3. Rhododendron subg. Pseudorhodorastrum Sleumer, Bot. Jahrb. Syst. 74: 529. 1949.
糙叶杜鹃亚属 cao ye du juan ya shu
Fang Ruizheng (方瑞征 Fang Rhui-cheng); David F. Chamberlain
Small shrubs, evergreen, (0.1–)0.2–2.5(–3.5) m tall; new foliage shoots arising from uppermost (subterminal) buds, and from leaf axils; young shoots scaly, sometimes also pilose or strigose. Leaf blade with abaxial surface scaly and often also hairy. Inflorescences axillary, usually subterminal just below the terminal vegetative buds, umbellate, usually subtended by persistent bud scales, 1–5-flowered. Calyx usually small, to well-developed, shallowly cup-shaped to 5-lobed; corolla broadly funnelform to tubular, 5-lobed, often to below middle, 0.8–2.7 cm, pale red, white or purplish red, outside glabrous or glandular-scaly or base sometimes pubescent, rarely scaly; stamens 8–10; filaments usually partly pubescent, often with glabrous base; ovary 5-locular, scaly, often also hairy; style slender, erect.
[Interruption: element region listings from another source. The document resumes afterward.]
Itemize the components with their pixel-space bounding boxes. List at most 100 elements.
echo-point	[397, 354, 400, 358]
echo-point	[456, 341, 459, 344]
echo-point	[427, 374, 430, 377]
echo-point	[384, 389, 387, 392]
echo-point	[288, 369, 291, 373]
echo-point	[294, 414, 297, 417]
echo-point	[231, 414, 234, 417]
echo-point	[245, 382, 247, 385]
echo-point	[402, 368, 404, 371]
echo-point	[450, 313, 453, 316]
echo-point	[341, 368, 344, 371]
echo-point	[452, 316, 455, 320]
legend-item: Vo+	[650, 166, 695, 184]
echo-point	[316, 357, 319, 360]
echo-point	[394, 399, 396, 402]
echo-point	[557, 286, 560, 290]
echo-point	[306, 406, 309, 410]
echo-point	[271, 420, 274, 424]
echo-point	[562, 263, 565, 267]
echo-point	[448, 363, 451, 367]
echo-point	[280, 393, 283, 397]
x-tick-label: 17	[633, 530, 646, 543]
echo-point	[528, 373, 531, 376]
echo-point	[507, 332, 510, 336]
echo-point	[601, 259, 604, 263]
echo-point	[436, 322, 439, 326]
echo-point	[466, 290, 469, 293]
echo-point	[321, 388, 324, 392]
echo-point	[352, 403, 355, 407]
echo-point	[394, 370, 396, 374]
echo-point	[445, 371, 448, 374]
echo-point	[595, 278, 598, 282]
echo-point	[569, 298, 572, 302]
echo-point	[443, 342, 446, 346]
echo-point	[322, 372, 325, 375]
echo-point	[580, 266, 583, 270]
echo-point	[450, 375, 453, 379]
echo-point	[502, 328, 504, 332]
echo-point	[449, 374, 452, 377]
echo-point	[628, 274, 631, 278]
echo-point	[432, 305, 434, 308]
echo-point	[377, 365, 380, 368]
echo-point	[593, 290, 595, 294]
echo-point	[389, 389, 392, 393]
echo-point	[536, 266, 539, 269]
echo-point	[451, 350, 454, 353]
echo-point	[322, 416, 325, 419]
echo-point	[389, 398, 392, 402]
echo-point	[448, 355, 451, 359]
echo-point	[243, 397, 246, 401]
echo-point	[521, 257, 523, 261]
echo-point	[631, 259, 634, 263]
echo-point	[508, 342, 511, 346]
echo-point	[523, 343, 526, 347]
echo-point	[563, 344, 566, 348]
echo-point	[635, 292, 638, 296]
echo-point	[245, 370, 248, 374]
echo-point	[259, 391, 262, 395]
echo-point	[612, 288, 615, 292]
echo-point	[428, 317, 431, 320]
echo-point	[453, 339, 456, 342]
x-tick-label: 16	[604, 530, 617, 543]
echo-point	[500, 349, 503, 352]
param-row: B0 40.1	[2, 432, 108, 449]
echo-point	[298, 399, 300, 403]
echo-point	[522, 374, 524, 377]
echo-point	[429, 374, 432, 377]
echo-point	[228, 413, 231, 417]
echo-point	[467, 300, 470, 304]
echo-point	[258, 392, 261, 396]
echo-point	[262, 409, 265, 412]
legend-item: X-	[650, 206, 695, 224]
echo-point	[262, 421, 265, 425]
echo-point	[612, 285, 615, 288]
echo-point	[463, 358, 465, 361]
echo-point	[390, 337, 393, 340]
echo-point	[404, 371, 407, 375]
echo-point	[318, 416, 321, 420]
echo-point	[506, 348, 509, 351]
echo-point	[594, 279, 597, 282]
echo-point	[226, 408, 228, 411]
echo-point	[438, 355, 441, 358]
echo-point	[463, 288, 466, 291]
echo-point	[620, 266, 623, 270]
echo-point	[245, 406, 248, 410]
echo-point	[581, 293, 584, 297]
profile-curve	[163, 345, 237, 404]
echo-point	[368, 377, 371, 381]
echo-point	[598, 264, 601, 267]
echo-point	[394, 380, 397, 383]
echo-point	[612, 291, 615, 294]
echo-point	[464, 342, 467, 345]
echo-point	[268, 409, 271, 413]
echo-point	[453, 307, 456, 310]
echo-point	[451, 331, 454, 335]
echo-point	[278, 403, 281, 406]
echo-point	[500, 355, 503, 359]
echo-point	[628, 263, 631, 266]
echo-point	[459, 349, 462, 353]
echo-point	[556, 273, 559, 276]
Capsule usually cylindric, 5–14 mm, scaly, sometimes pubescent. Seed wingless.
Ten species: Bhutan, China, Sikkim; ten species (nine endemic) in China.
Rhododendron subg. Pseudorhodorastrum was not recognized by Cullen (Notes Roy. Bot. Gard. Edinburgh 39: 1–207. 1980) and is probably not confirmed by DNA sequencing.